書店で見つけた謎を解くのは無口すぎる探偵

ミステリーといえば「密室殺人!」や「村の因習に見立てられた連続殺人!」といった具合に血生臭いイメージを持つ人も多いかもしれませんが、そういう作品とは別に存在するジャンルとして、「日常の謎」というものがあります。
日常の中で見かけたふとした奇妙な出来事。そんな謎を素人探偵たちが解き明かす。最近では米澤穂信先生の「古典部」シリーズあたりが有名ですね。
そして、本作もその「日常の謎」の系譜に連なる作品。本作品では書店を舞台にして様々な謎が繰り広げられていきます。

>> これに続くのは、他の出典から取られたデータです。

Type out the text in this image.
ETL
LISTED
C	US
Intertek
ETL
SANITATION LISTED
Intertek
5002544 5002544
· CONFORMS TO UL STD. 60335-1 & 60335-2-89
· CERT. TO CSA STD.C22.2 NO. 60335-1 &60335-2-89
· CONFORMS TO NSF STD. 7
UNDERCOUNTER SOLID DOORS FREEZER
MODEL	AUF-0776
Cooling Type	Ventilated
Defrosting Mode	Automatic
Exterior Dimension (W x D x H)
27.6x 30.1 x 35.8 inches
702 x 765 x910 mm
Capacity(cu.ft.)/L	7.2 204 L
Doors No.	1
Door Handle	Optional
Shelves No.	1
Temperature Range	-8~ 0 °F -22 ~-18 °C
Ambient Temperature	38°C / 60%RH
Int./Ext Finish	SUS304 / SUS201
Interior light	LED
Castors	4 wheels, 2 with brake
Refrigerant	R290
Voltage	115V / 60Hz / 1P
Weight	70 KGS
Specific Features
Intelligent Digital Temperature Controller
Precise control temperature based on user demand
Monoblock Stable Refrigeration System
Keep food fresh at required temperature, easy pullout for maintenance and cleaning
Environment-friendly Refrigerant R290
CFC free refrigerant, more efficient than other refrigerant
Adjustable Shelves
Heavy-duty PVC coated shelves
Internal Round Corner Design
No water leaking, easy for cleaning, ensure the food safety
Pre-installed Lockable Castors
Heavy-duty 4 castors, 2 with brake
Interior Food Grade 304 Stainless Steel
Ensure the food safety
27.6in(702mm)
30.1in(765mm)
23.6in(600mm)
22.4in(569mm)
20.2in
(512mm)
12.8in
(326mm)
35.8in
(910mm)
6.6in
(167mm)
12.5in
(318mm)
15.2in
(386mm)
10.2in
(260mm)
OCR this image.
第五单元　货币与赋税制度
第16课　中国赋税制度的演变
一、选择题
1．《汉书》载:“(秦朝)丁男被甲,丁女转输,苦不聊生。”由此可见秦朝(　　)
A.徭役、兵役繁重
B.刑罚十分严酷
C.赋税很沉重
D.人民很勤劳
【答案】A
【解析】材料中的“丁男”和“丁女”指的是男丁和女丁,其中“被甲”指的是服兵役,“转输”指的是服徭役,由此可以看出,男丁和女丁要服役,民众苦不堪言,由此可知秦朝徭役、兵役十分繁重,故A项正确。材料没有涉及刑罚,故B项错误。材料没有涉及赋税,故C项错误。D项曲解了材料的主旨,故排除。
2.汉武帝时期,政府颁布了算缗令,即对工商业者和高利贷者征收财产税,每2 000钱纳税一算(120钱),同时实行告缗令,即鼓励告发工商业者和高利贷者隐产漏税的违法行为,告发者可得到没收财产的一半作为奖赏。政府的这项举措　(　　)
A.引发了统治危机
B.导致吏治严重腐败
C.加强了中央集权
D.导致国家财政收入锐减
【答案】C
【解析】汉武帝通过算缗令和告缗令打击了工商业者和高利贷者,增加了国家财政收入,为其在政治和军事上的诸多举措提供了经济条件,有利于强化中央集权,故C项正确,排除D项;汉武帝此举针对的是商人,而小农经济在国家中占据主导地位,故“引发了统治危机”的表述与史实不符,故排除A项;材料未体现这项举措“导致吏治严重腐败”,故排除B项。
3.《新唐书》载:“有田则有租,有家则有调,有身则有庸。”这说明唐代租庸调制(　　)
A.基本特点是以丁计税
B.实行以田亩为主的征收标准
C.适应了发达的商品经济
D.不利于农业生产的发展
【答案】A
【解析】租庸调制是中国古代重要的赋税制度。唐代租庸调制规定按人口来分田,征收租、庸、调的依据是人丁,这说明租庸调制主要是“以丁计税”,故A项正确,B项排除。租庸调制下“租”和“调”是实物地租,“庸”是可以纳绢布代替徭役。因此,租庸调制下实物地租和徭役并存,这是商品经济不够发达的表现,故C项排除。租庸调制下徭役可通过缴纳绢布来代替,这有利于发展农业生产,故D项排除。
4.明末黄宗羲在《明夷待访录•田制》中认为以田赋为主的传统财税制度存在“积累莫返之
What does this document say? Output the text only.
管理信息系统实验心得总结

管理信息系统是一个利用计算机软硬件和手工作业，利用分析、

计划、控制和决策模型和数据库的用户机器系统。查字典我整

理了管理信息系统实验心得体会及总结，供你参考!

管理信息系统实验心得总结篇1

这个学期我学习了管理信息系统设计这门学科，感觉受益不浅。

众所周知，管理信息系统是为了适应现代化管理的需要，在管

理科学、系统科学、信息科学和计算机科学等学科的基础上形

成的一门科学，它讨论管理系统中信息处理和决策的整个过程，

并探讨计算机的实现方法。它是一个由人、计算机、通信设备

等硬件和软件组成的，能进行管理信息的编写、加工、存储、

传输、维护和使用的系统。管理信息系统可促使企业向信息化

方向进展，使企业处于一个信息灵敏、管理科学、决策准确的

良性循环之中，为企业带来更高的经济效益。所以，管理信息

「なぜ彼女は同じ本を二度買いに来たのか」「なぜ女子高生の返品騒動が相次ぐのか?」「何本も書店に傘を預けていく女性の真意は?」

そんな気になる謎を解く探偵役は、男子大学生の貴家颯太郎くん。
探偵役としては珍しくびっくりするぐらい無口で何を考えているかわからない彼が導き出す謎の真相とは?

書店を舞台にしているだけあって、どの事件の謎も本に関わるものばかり。
読書家の方ならその意外な真相にハッとすること間違いなし。
一話一話も長すぎず短すぎず、軽い気持ちでサクサクと読める爽やかな短編集です。